The most common method of treatment of hypothyroidism is hormone therapy using synthetic thyroid hormone levothyroxine, which replenishes the T4 thyroid hormone. Appropriate dosage for each person may differ depending on individual needs. Receiving adequate amounts of the hormone is important, because deficiency and excess can both cause hypothyroid symptoms. Initial dosage is often kept lower in patients with heart diseases and then increased gradually so as to allow the heart to adjust to increased metabolic rate. Some doctors will prescribe a higher dose than necessary to initially jump start the treatment, and then they will lower it until they find they correct dosage.
If levothyroxine is not proving to help as much as desired, a more natural replacement may be given. Medications like Nature-Throid and others are created using bovine or porcine thyroid glands. Because T4 is generally converted to the more active T3 thyroid hormone by the body, T4 requires more processes than T3 itself. If the body is not efficiently converting T4 to T3, a doctor may recommend switching to a medication like Nature-Throid, because it contains T3 and T4, which allows the body to do less work than is necessary for levothyroxine to work effectively.
Symptoms show improvement within a few weeks of hormone replacement and may fully disappear within few months of treatment. The response may be delayed in elderly people and in patients with other medical conditions. Normal thyroid gland function may be restored in patients with Hashimoto’s disease after some time, even without any specific treatment. Treating the infections or stopping the medications that cause hypothyroidism also help to return the thyroid gland functioning. However, many patients will need to supplement with medication for the rest of their lives, and they may have lingering symptoms, even after their thyroid levels are back to normal.

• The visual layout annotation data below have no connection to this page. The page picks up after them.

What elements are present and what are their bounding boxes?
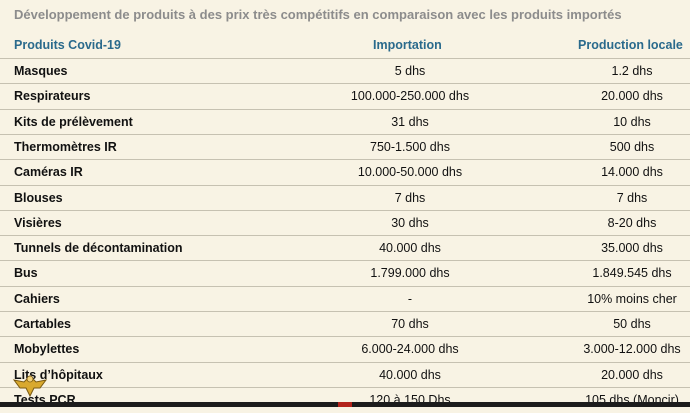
cell-local: 35.000 dhs (601, 241, 663, 256)
cell-import: 750-1.500 dhs (370, 139, 450, 154)
cell-import: 10.000-50.000 dhs (357, 165, 463, 180)
cell-local: 7 dhs (616, 190, 648, 205)
cell-local: 10 dhs (613, 114, 651, 129)
table-row: Lits d’hôpitaux 40.000 dhs 20.000 dhs (0, 361, 690, 388)
cell-product: Caméras IR (14, 165, 83, 180)
cell-import: 30 dhs (391, 215, 429, 230)
cell-product: Tunnels de décontamination (14, 241, 183, 256)
column-header-import: Importation (373, 38, 442, 52)
table-row: Mobylettes 6.000-24.000 dhs 3.000-12.000 d… (0, 336, 690, 362)
cell-product: Masques (14, 64, 68, 78)
cell-product: Thermomètres IR (14, 139, 117, 154)
cell-import: 6.000-24.000 dhs (361, 342, 459, 357)
column-header-product: Produits Covid-19 (14, 38, 121, 52)
cell-import: - (407, 291, 413, 306)
cell-local: 3.000-12.000 dhs (583, 342, 681, 357)
cell-import: 31 dhs (391, 114, 429, 129)
cell-product: Respirateurs (14, 89, 91, 104)
cell-local: 20.000 dhs (601, 367, 663, 382)
bottom-bar-accent (338, 402, 352, 407)
table-row: Respirateurs 100.000-250.000 dhs 20.000 dh… (0, 83, 690, 109)
table-row: Tunnels de décontamination 40.000 dhs 35.0… (0, 235, 690, 261)
cell-import: 40.000 dhs (379, 241, 441, 256)
cell-import: 1.799.000 dhs (370, 266, 450, 281)
eagle-crest-logo-icon (12, 375, 48, 398)
cell-product: Lits d’hôpitaux (14, 367, 103, 382)
cell-product: Mobylettes (14, 342, 80, 357)
cell-local: 1.2 dhs (611, 64, 653, 78)
cell-product: Visières (14, 215, 62, 230)
cell-product: Bus (14, 266, 38, 281)
cell-product: Kits de prélèvement (14, 114, 133, 129)
table-row: Cartables 70 dhs 50 dhs (0, 311, 690, 337)
cell-local: 10% moins cher (587, 291, 677, 306)
table-row: Blouses 7 dhs 7 dhs (0, 184, 690, 211)
table-row: Masques 5 dhs 1.2 dhs (0, 58, 690, 84)
bottom-bar (0, 402, 690, 407)
table-row: Cahiers - 10% moins cher (0, 285, 690, 312)
table-row: Tests PCR 120 à 150 Dhs 105 dhs (Moncir) (0, 386, 690, 413)
page-title: Développement de produits à des prix trè… (14, 7, 622, 22)
table-row: Bus 1.799.000 dhs 1.849.545 dhs (0, 260, 690, 286)
cell-product: Blouses (14, 190, 63, 205)
cell-local: 1.849.545 dhs (592, 266, 672, 281)
column-header-local: Production locale (578, 38, 683, 52)
table-row: Caméras IR 10.000-50.000 dhs 14.000 dhs (0, 159, 690, 185)
table-row: Visières 30 dhs 8-20 dhs (0, 209, 690, 236)
cell-local: 50 dhs (613, 317, 651, 331)
cell-local: 500 dhs (609, 139, 655, 154)
cell-import: 7 dhs (394, 190, 426, 205)
cell-import: 40.000 dhs (379, 367, 441, 382)
table-row: Kits de prélèvement 31 dhs 10 dhs (0, 108, 690, 135)
cell-import: 70 dhs (391, 317, 429, 331)
table-row: Thermomètres IR 750-1.500 dhs 500 dhs (0, 133, 690, 160)
cell-product: Cartables (14, 317, 71, 331)
cell-local: 20.000 dhs (601, 89, 663, 104)
cell-import: 100.000-250.000 dhs (350, 89, 470, 104)
cell-local: 8-20 dhs (607, 215, 657, 230)
cell-local: 14.000 dhs (601, 165, 663, 180)
cell-product: Cahiers (14, 291, 60, 306)
cell-import: 5 dhs (394, 64, 426, 78)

Many people will still feel the effects of hypothyroidism with treatment. These symptoms may include continued headaches, lack of appetite, and fatigue. These symptoms may persist even if the thyroid hormones appear to be at normal levels, so it is important to discuss all treatment options with your physician. Additionally, getting quality sleep, eating healthy foods, and exercising may mitigate lingering hypothyroidism symptoms.
- Inability of the thyroid gland to produce adequate amount of the hormone results in hypothyroidism.
- Feeling exhausted, cold sensitivity, constipation, forgetfulness, irregular menstrual periods, brittle nails, and dryness of skin are the most common symptoms of hypothyroidism.
- The first steps in the diagnosis of hypothyroidism are thorough physical examination and medical history.